Ekspresi terhenyak keluar begitu saja saat Nina akhirnya pergi ke sofa marun di ruangan Sandro. Bokongnya yang perlahan turun merasakan kenyaman luar biasa di sofa tersebut. Mulutnya sedikit membulat, seandainya ia punya banyak uang, Nina berniat membeli sofa yang sama untuk ia taruh di rumah kontrakannya. Ya, jika hanya ia punya banyak uang, karna di kondisi sekarang saja status kemiskinannya masih belum hilang. Rumah kontrakan yang ia huni selama merantau juga masih nunggak empat bulan. Semua karna gaji Nina habis sebelum waktunya demi membeli keperluan-keperluan khilaf.
"Nina Swastika Ranggeswari."
Nina mendongak, tatapan polosnya bertemu dengan ketajaman sorot Sandro. Beberapa detik ia kebingungan tentang dari mana Sandro tahu nama lengkapnya.
"Ya?"
"... How sexy you are."
***
"... How sexy you are."
Nina tidak salah dengar. Mulutnya terbuka sedikit, merasakan keseluruhan badan menegang hebat hanya mendengar kalimat pendek barusan. Ia sudah mengedip beberapa kali demi menghalau terkena sawan mendadak. Bukannya Nina tidak menyukai Sandro yang kelewat hot, dan masuk ke dalam jajaran the most handsome man in this world. Tapi auranya, sudah pasti Nina takut. Kondisi itu yang membuatnya otomatis merapatkan kedua paha. Sudah banyak cerita-cerita erotis yang dibukukan antara seorang CEO mengharapkan kehangatan kelamin dari bawahannya. Nina tidak mau itu terjadi! Tidak!
"Mak-maksud Bapak apa?" tanya Nina terbata. Ia mulai tidak nyaman dengan posisi duduk di sofa marun. Tatapan Sandro seperti menelanjangi.
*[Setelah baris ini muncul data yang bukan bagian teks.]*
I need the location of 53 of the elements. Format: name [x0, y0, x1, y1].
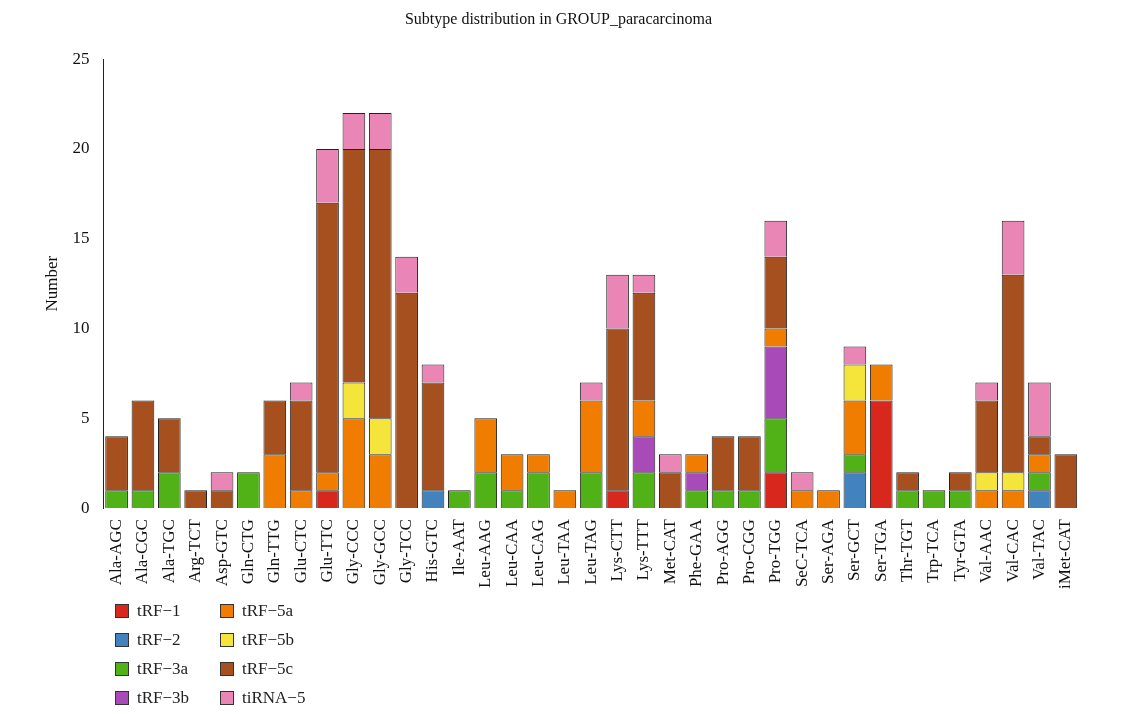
chart-title: Subtype distribution in GROUP_paracarcinoma [404, 9, 713, 28]
x-tick-label: Gln-TTG [264, 519, 284, 584]
x-tick-label: Lys-TTT [633, 518, 653, 581]
y-axis-title: Number [41, 255, 61, 312]
x-tick-label: Ala-AGC [106, 519, 126, 586]
x-tick-label: Val-TAC [1028, 519, 1048, 581]
x-tick-label: Phe-GAA [686, 518, 706, 588]
legend-label: tiRNA−5 [242, 687, 306, 708]
x-tick-label: Val-AAC [976, 519, 996, 584]
y-tick-label: 0 [80, 497, 90, 517]
x-tick-label: Met-CAT [659, 518, 679, 585]
x-tick-label: Thr-TGT [897, 518, 917, 583]
x-tick-label: SeC-TCA [791, 518, 811, 588]
x-tick-label: Leu-CAG [527, 519, 547, 588]
x-tick-label: Trp-TCA [923, 518, 943, 583]
legend-label: tRF−3b [137, 687, 190, 708]
x-tick-label: Tyr-GTA [949, 518, 969, 582]
x-tick-label: His-GTC [422, 519, 442, 583]
x-tick-label: Lys-CTT [607, 518, 627, 582]
x-tick-label: Arg-TCT [185, 518, 205, 584]
x-tick-label: Leu-CAA [501, 518, 521, 588]
x-tick-label: Leu-TAG [580, 519, 600, 585]
x-tick-label: Ser-AGA [817, 518, 837, 584]
x-tick-label: Gly-TCC [396, 519, 416, 584]
x-tick-label: Gln-CTG [237, 519, 257, 585]
x-tick-label: Glu-CTC [290, 519, 310, 584]
y-tick-label: 15 [72, 228, 90, 248]
x-tick-label: Leu-TAA [554, 518, 574, 585]
legend-label: tRF−5a [242, 600, 294, 621]
x-tick-label: Leu-AAG [475, 519, 495, 589]
y-tick-label: 10 [72, 318, 90, 338]
x-tick-label: Ser-GCT [844, 518, 864, 582]
y-tick-label: 25 [72, 48, 90, 68]
legend-label: tRF−5c [242, 658, 294, 679]
x-tick-label: Gly-CCC [343, 519, 363, 585]
x-tick-label: Ala-TGC [158, 519, 178, 584]
y-tick-label: 5 [80, 407, 90, 427]
x-tick-label: Asp-GTC [211, 519, 231, 587]
x-tick-label: Pro-TGG [765, 519, 785, 584]
x-tick-label: Pro-AGG [712, 519, 732, 586]
x-tick-label: Ala-CGC [132, 519, 152, 585]
legend-label: tRF−1 [137, 600, 181, 621]
legend-label: tRF−5b [242, 629, 295, 650]
x-tick-label: Glu-TTC [316, 519, 336, 583]
legend-label: tRF−2 [137, 629, 181, 650]
x-tick-label: Gly-GCC [369, 519, 389, 586]
legend-label: tRF−3a [137, 658, 189, 679]
y-tick-label: 20 [72, 138, 90, 158]
x-tick-label: Val-CAC [1002, 519, 1022, 583]
x-tick-label: Ile-AAT [448, 518, 468, 576]
x-tick-label: Ser-TGA [870, 518, 890, 583]
x-tick-label: iMet-CAT [1055, 518, 1075, 590]
x-tick-label: Pro-CGG [738, 519, 758, 585]
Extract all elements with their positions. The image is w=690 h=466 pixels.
Menatap dari ujung kepala Nina, turun dengan hati-hati, lalu kembali ke kepala.
Kilat geli muncul di mata Sandro saat dia melihat Nina semakin merapatkan paha. Langkahnya bergerak mendekat. Sandro tahu dia sudah seperti ancaman bagi wanita mungil berambut sebahu di depannya, tapi siapa yang peduli?
Sesaat Sandro diam pada tempatnya yang berdiri di samping sofa single. Kedua tangannya disimpan di saku kanan-kiri celana. "Kamu punya tiga teman dekat di perusahaanku. Mereka masing-masing bekerja di divisi legal, kompeten, cukup bisa dipertimbangkan."
Sekarang Sandro beralih duduk ke sofa di depan Nina. Gerakannya begitu santai sampai Nina sendiri merasa ia sedang bicara dengan orang lain.
"Aku ingin menawarimu dua pilihan."
Nina meneguk saliva dengan perasaan tak enak. Jantungnya sudah dua kali lipat terpompa lebih cepat.
"Bekerja sebagai sekretarisku dengan mengorbankan tiga temanmu, atau bekerja sebagai sekretarisku sekaligus ikut andil mengurusku, maka kamu aman." Tatapan tajam Sandro berubah tenang. "Waktumu memilih."
"Mengurus ... anda?" tanya Nina dengan kening mengernyit dalam. What does the meaning of that? Otaknya yang hanya berisi beberapa bahan mentah gossip seakan tak bisa mengolah apa yang diucapkan Sandro.
KAMU SEDANG MEMBACA
• Scandal • [Sudah CETAK]
Romance(17/21+) dipublish 31 Juli, 2018 - tamat 8 Januari, 2019 POV 3 [ Sandro & Nina ] Mereka sama-sama buta soal hati. Mereka hanya menerima segala manfaat dari sebuah hubungan yang dibentuk. Taipan bernama Sandro menikahi wanita miskin penuh gaya berna...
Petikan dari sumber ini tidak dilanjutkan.